Friends and family are remembering the three Michigan State University students who were killed in a shooting Monday.
They have been identified as Arielle Anderson, a junior from Grosse Point, Michigan, Brian Fraser, a sophomore also from Grosse Pointe, and Alexandria Verner, a junior from Clawson, Michigan, according to the university’s police department.
Here are their stories:
Arielle Anderson
Her aunt Chandra Davis said her family is heartbroken and struggling to deal with Anderson’s passing.
“No parent should have to bury their children. It truly hurts y’all,” she said.
Anderson’s family remembers her smile and just how hard she worked, the family told the university student paper, The State News.

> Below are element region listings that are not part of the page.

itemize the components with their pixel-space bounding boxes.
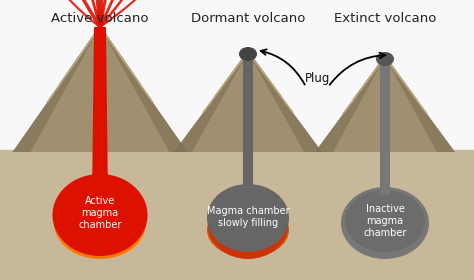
Polygon shape	[12, 27, 100, 152]
Text: Dormant volcano: Dormant volcano	[191, 12, 305, 25]
Polygon shape	[174, 52, 248, 152]
Bar	[0, 150, 474, 280]
Polygon shape	[92, 27, 108, 198]
Ellipse shape	[376, 52, 394, 66]
Ellipse shape	[341, 187, 429, 259]
Polygon shape	[315, 57, 385, 152]
Text: Active
magma
chamber: Active magma chamber	[78, 196, 122, 230]
Text: Active volcano: Active volcano	[51, 12, 149, 25]
Polygon shape	[100, 27, 188, 152]
Polygon shape	[315, 57, 455, 152]
Polygon shape	[248, 52, 322, 152]
Bar	[243, 52, 253, 194]
Polygon shape	[12, 27, 188, 152]
Polygon shape	[174, 52, 322, 152]
Text: Extinct volcano: Extinct volcano	[334, 12, 436, 25]
Ellipse shape	[239, 47, 257, 61]
Text: Inactive
magma
chamber: Inactive magma chamber	[363, 204, 407, 238]
Ellipse shape	[53, 174, 147, 256]
Ellipse shape	[208, 191, 288, 259]
Text: Plug: Plug	[305, 72, 331, 85]
Bar	[380, 57, 390, 195]
Ellipse shape	[207, 184, 289, 252]
Text: Magma chamber
slowly filling: Magma chamber slowly filling	[207, 206, 289, 228]
Ellipse shape	[54, 187, 146, 259]
Ellipse shape	[207, 202, 289, 258]
Ellipse shape	[56, 198, 144, 258]
Ellipse shape	[345, 190, 425, 252]
Polygon shape	[385, 57, 455, 152]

“As an Angel here on Earth, Arielle was sweet and loving with an infectious smile that was very contagious. We are absolutely devastated by this heinous act of violence upon her and many other innocent victims,” her family said in a statement.
Alexandria Verner
Verner was kind, positive and “everything you’d want your daughter or friend to be,” a family friend said. She was a junior at the university studying biology, according to The State News.
“Her kindness was on display every single second you were around her,” Clawson Public Schools Superintendent Billy Shellenbarger told CNN. He is friends with the Verner family and has known Alexandria, or Alex, as he called her, since she was in kindergarten.
Verner was a fantastic three-sport athlete in volleyball, basketball and softball, as well as an excellent student who was active in many leadership groups at the school, Shellenbarger said.
Verner’s family is “being about as strong as a human being can be in the face of this tragedy,” he added.
Brian Fraser
Fraser served as the president of the Michigan Beta Chapter of Phi Delta Theta, the fraternity said in a statement. He was a leader and a great friend to his brothers, the Greek community and the people he interacted with on campus, the fraternity said.
Fraser was studying business at the university, the student paper said. He graduated in 2021 from Grosse Pointe South High School, according to district superintendent Jon Dean.
“How is it possible that this happened in the first place, an act of senseless violence that has no place in our society and in particular no place in school?” Dean said. “But then, it touched our community not once, but twice.”